Коломенское (как и “коломень” — околица, в сем случае околица Москвы) — от “коло”, круг (замечание Юрия Годованца). Коломенское все вокруг себя да около Москвы.
В Царицыне Баженов был целиком подвластен этому движению. Исследователи даже нанизывают все строения усадьбы на тройную спираль с центром в точке храма Живоносного Источника, хотя спираль Баженова есть, в плоскости сознанья зодчего, только еще одна масонская фигура. И все-таки в Царицыне, каким задумывал его Баженов, не было здания, длина которого настолько превосходила бы ширину, чтоб создавалось впечатленье торможения, препятствия вращению. Здесь все округлые, граненые или совсем уж сложные, но знающие аэродинамику павильоны с легкими сквозными коронами. Даже большой дворец здесь был разбит на три тождественные и почти равносторонние фигуры, неосторожно уравнявшие императрицу, свиту и наследника, с ударением на веские права последнего. Этот полет дворца и был жестоко прерван Екатериной. Новый дворец, дошедший до сего дня, с его продольной протяженностью и ясным выделеньем главного фасада, предназначался к торможению.

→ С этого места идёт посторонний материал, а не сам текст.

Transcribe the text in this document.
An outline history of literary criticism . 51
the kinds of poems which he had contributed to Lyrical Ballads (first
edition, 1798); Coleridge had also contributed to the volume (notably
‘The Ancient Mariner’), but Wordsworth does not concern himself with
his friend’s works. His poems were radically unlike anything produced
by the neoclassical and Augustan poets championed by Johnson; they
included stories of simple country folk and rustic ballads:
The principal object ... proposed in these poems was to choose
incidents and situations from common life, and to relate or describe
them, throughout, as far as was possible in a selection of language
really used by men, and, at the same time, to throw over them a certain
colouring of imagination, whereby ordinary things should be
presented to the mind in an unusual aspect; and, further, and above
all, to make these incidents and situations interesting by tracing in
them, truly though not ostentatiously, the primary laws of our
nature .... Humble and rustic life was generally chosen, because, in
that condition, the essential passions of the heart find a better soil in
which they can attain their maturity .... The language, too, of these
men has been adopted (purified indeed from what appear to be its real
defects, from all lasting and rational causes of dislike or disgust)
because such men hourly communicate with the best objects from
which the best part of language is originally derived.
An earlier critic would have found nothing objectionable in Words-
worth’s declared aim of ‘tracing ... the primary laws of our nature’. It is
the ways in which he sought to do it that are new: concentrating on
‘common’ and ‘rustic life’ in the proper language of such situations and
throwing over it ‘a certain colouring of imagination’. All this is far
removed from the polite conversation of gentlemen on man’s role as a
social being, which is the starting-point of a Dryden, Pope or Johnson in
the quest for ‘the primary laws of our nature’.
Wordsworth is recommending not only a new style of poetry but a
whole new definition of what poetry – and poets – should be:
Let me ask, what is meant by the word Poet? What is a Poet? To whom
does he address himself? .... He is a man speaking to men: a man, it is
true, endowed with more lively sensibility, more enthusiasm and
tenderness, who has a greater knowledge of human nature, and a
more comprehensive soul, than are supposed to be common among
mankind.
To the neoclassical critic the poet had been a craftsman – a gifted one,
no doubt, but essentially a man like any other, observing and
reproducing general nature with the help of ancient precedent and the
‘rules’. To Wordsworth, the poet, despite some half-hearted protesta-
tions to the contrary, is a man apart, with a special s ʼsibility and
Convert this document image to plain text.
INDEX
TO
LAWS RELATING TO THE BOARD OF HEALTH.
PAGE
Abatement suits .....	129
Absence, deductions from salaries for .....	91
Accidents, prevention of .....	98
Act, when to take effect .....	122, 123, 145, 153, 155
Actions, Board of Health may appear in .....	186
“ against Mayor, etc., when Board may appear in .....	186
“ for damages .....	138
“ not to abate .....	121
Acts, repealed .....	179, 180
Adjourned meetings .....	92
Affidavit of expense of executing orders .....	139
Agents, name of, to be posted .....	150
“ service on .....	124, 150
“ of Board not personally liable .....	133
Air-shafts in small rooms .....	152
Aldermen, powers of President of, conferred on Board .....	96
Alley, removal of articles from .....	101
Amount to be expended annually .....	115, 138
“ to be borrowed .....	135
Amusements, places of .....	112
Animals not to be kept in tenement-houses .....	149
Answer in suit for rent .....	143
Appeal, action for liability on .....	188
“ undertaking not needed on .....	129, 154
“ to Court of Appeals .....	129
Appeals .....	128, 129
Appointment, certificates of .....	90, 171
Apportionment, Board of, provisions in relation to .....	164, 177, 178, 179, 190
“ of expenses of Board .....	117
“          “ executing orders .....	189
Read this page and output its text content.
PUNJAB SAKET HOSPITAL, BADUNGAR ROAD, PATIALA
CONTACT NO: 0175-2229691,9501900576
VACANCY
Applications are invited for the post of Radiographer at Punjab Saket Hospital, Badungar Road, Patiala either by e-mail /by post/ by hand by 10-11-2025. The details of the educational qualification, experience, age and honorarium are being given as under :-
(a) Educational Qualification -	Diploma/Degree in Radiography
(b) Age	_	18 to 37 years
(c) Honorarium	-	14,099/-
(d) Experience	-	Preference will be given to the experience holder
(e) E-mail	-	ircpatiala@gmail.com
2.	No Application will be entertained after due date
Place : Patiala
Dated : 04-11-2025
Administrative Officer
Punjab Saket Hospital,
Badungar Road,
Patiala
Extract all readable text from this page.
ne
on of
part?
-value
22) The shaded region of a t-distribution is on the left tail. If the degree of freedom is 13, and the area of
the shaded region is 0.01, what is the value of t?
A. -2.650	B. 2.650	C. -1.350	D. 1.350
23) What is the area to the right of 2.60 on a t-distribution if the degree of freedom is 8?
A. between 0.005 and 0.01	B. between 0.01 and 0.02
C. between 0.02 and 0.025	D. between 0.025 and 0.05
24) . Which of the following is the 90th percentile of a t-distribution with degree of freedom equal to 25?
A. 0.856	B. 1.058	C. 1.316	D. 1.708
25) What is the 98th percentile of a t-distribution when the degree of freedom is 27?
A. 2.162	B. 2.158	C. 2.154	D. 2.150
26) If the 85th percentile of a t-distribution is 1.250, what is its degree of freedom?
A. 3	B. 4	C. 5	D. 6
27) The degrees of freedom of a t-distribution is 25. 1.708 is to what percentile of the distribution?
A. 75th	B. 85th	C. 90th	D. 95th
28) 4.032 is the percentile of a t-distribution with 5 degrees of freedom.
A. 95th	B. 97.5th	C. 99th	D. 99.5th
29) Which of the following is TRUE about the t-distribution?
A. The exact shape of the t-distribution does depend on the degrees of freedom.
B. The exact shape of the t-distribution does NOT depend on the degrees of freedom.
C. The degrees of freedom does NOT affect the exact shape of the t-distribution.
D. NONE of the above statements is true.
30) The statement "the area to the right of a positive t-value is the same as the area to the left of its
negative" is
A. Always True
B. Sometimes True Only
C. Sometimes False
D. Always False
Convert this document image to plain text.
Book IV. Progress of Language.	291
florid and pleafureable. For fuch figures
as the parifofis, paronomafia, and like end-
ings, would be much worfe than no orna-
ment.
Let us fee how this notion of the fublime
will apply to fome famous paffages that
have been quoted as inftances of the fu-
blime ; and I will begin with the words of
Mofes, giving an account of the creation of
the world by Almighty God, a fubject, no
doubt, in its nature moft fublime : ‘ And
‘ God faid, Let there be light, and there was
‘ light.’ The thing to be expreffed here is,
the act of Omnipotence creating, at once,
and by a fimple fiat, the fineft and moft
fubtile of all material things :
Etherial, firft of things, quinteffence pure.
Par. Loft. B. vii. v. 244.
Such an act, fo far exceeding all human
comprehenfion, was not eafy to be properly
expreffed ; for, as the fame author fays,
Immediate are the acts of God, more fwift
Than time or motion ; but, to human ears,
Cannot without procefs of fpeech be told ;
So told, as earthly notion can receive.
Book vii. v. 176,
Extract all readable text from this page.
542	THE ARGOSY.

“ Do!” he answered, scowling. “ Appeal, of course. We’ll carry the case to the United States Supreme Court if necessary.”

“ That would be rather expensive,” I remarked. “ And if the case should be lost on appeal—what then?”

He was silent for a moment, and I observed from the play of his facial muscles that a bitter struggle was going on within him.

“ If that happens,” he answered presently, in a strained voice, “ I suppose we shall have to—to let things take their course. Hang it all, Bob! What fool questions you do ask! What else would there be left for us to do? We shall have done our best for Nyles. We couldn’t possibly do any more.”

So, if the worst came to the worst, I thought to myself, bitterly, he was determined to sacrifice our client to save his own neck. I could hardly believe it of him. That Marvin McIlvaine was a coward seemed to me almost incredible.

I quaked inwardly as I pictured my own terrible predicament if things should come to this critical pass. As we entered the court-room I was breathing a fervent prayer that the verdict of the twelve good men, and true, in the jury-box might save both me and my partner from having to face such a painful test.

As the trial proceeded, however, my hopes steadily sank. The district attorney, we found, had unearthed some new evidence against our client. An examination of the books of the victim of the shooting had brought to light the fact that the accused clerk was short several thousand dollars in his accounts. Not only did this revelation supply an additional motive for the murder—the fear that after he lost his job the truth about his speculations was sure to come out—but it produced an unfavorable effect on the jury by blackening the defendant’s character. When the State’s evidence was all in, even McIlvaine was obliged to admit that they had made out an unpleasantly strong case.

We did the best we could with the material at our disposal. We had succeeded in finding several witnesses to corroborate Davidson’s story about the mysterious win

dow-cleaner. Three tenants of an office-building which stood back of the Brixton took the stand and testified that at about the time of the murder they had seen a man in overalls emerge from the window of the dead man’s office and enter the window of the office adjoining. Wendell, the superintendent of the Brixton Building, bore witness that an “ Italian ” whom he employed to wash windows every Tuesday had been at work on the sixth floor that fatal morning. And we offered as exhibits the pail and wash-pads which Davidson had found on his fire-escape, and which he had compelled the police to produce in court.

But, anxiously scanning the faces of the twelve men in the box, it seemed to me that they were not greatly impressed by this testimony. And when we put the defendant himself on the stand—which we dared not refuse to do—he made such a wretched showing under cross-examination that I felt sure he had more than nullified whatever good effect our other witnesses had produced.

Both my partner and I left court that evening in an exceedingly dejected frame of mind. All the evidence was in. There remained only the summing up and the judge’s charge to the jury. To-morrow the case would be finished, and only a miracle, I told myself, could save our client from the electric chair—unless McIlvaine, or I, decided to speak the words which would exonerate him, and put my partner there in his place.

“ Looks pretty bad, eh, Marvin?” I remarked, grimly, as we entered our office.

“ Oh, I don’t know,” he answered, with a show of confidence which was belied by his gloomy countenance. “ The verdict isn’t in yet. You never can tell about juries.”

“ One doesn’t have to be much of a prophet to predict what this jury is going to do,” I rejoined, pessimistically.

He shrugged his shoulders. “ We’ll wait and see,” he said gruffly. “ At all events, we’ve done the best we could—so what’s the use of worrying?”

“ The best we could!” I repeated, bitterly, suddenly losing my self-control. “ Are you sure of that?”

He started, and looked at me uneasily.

Маневр такого торможения был препоручен Казакову, создавшему не лучшую свою работу. Но не в антитезе торможения/полета суть антитезы Казаков/Баженов. Ибо трудно себе представить лучший снаряд для полета, чем кажущийся круглым в плане, купольно-центрический Петровский замок Казакова (“Прощай, свидетель падшей славы, Петровский замок. Ну, не стой! Пошел!..”). Просто десятилетие, отделяющее царицынскую драму от этой веселой постройки, отяжелило волю государыни.
Волей государыни был предназначен к торможению и новый дворец в Коломенском, дворец на новом месте — на бровке берега, подле Вознесенского столпа, дворец слабо запомнившийся, мало запечатленный, недолго живший, едва ли бывший вообще — в том смысле, в каком мощно был дворец старых царей. Екатерина попыталась приметать к взлетающему окрыленному коломенскому храму крыло флигеля, руль против вращения горизонта. На площади перед коломенским столпом Екатерина чувствовала головокружение, как чувствуем его и мы.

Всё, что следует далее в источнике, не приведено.